Beruntunglah kita yang telah diwarisi sebuah agama yang teramat sangat
indah. Sebuah agama yang tidak hanya mengatur hal-hal besar tapi juga
mengatur hal-hal kecil. Sebab sesuatu yang kecil tak selalu sepele.
Buang hajat misalnya. Janganlah menganggap buang hajat sebagai hal kecil
yang sepele, sebab adab buang hajat menjadi pembeda antara manusia dan
hewan. Tapi hingga kini banyak manusia yang sekedar buang air kecil
sampai meniru adab hewan.
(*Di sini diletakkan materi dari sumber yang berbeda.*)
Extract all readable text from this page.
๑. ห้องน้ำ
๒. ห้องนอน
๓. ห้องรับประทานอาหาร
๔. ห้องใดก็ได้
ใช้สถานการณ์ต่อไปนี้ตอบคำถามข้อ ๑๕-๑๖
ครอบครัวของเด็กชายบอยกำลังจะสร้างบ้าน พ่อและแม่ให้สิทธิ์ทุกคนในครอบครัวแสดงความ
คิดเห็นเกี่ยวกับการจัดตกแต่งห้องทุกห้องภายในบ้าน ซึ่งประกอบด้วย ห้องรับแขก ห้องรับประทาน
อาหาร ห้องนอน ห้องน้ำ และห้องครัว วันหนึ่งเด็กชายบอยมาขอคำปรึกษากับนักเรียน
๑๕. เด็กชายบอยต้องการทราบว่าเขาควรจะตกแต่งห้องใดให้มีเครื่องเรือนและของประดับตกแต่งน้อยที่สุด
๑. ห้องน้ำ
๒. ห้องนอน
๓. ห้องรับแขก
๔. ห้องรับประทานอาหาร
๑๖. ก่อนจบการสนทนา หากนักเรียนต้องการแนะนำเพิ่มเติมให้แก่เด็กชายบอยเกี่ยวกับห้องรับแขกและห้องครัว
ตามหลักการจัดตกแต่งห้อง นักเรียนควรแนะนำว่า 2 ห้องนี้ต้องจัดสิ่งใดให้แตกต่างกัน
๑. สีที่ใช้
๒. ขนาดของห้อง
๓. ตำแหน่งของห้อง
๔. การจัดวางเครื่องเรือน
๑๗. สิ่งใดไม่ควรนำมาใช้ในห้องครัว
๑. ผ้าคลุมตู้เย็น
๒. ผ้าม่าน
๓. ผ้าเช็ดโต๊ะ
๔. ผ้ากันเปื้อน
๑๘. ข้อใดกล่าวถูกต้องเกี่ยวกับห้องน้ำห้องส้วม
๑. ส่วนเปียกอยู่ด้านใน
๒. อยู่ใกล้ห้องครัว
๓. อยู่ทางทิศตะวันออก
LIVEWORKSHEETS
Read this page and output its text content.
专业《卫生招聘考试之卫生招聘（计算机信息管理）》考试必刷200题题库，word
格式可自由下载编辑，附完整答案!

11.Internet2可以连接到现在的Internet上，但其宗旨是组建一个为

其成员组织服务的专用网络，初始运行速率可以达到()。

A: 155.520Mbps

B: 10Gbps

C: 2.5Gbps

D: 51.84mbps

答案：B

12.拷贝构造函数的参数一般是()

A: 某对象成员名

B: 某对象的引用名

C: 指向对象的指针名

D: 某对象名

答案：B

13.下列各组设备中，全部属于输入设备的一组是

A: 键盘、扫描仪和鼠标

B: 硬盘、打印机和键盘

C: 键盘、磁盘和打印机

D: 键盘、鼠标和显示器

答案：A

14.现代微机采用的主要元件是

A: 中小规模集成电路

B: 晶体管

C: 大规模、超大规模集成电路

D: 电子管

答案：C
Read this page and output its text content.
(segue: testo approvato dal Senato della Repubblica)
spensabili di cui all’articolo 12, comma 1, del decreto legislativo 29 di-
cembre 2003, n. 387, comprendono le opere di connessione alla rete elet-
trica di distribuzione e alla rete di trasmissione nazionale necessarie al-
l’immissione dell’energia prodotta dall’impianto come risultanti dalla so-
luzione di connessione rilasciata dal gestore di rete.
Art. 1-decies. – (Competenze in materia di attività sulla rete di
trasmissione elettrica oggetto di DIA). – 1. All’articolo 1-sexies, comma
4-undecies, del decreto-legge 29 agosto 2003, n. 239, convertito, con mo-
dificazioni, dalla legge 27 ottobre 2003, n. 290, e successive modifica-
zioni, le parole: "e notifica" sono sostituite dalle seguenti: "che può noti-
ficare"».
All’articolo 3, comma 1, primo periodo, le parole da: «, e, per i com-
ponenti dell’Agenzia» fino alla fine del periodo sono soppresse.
Di sembarang tempat dan sangat mengganggu
manusia lain, baik di mata maupun di hidung.
Teramat sayang, sebuah keindahan yang tiada duanya disia-siakan begitu
saja. Teramat sayang, sebuah kesempatan yang teramat baik dilewatkan
begitu saja. Teramat sayang, sejuknya air wudhu tak sempat dirasakan di
kala pikiran dan tubuh merasa letih.